Looking at the banks over the period from 2016 to 2018, most of the leading UK banks enhanced their market capitalisation. For instance, HSBC Holdings had the market capitalisation of EUR166 billion followed by Lloyds Banking Group and then Barclays with EUR39 billion in year 2018. Currently, the market cap numbers are a bit lower given the recent wipe out in prices. On January 07, 2019, many of the key banks still witnessed some price rise.
As per Barclays, they need clarity on the terms of agreement before they can plan firmly. Nonetheless, the bank claims to be well prepared for a hard Brexit as it established its primary subsidiary in Ireland as the main European hub. About, 150-200 additional jobs have been created in Dublin to sustain trading with the European Union. Besides employing local people in new subsidiaries across Europe, many senior employees are also being transferred as per convenience and scope.
Overall, the macroeconomic uncertainty is weighing somewhere on the performance of the banks.
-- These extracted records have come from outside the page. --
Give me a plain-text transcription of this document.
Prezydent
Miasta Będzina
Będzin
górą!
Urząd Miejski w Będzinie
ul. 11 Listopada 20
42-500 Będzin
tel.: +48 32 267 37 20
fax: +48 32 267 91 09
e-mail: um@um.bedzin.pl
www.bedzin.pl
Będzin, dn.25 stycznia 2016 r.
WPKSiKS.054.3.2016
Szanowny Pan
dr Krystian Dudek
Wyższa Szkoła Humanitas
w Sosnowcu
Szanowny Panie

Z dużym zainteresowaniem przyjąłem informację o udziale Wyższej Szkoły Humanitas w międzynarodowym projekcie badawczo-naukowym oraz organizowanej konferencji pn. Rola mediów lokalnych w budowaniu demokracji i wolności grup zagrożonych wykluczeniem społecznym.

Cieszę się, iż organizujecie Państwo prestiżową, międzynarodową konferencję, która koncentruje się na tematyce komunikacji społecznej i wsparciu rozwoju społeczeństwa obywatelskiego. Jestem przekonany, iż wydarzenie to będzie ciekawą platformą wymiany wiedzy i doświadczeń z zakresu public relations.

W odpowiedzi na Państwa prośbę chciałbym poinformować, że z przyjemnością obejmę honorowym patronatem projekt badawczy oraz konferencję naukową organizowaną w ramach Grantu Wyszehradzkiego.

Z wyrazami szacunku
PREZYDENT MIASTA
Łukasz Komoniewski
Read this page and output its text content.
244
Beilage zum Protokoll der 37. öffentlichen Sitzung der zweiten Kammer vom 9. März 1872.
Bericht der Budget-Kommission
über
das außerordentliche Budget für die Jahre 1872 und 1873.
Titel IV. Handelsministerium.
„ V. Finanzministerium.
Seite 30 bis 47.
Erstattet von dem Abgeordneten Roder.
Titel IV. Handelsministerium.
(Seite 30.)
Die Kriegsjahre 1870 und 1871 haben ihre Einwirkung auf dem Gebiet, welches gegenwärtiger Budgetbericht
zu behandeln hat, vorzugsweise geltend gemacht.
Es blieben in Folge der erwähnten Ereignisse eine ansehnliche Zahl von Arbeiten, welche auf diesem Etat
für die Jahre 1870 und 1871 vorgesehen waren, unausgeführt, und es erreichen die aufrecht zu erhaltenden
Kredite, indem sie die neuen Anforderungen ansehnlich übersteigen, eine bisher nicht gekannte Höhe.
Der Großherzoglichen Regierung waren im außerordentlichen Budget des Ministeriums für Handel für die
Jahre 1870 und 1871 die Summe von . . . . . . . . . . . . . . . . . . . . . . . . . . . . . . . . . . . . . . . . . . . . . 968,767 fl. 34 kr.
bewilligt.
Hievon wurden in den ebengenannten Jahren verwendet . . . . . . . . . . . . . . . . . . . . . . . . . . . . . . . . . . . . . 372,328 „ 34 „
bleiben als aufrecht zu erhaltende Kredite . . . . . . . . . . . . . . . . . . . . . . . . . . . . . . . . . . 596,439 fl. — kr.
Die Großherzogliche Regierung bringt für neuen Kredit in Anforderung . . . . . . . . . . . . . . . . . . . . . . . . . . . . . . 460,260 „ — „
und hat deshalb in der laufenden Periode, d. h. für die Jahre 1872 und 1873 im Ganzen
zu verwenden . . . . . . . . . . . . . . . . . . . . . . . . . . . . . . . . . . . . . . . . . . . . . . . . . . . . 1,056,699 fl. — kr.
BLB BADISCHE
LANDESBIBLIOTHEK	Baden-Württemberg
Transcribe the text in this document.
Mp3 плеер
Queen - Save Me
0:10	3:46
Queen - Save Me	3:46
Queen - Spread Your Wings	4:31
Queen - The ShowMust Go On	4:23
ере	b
Many banking giants have been facing slump in terms of performance in the past quarters. However, with any ease in the uncertainty surrounding Brexit over the coming months, banks like Barclays might exhibit some resilience in the UK equity market. London has long been a key financial hub and the situation currently sets many investors and key market players keep a close watch on the London stock exchange and the evolution of stock movement over time.
The banks are hopefully speculating that Britain must act pragmatically to let the banks trade securities across Europe from London and to save the UK stock market from a major disruption. On the other side, a no favourable Brexit deal might pose risks to banks unless they demonstrate some stability and resilience in a case of the above event inspired crisis. Thus, a lot will be based on factors such as exposure to volatility, past performance during challenging conditions and funding position, which will set the conviction for the banks to perform. As of January 7, 2019, Sterling GBP/USD remained volatile but GBP still managed to increase to a high of about USD1.28 by mid-day.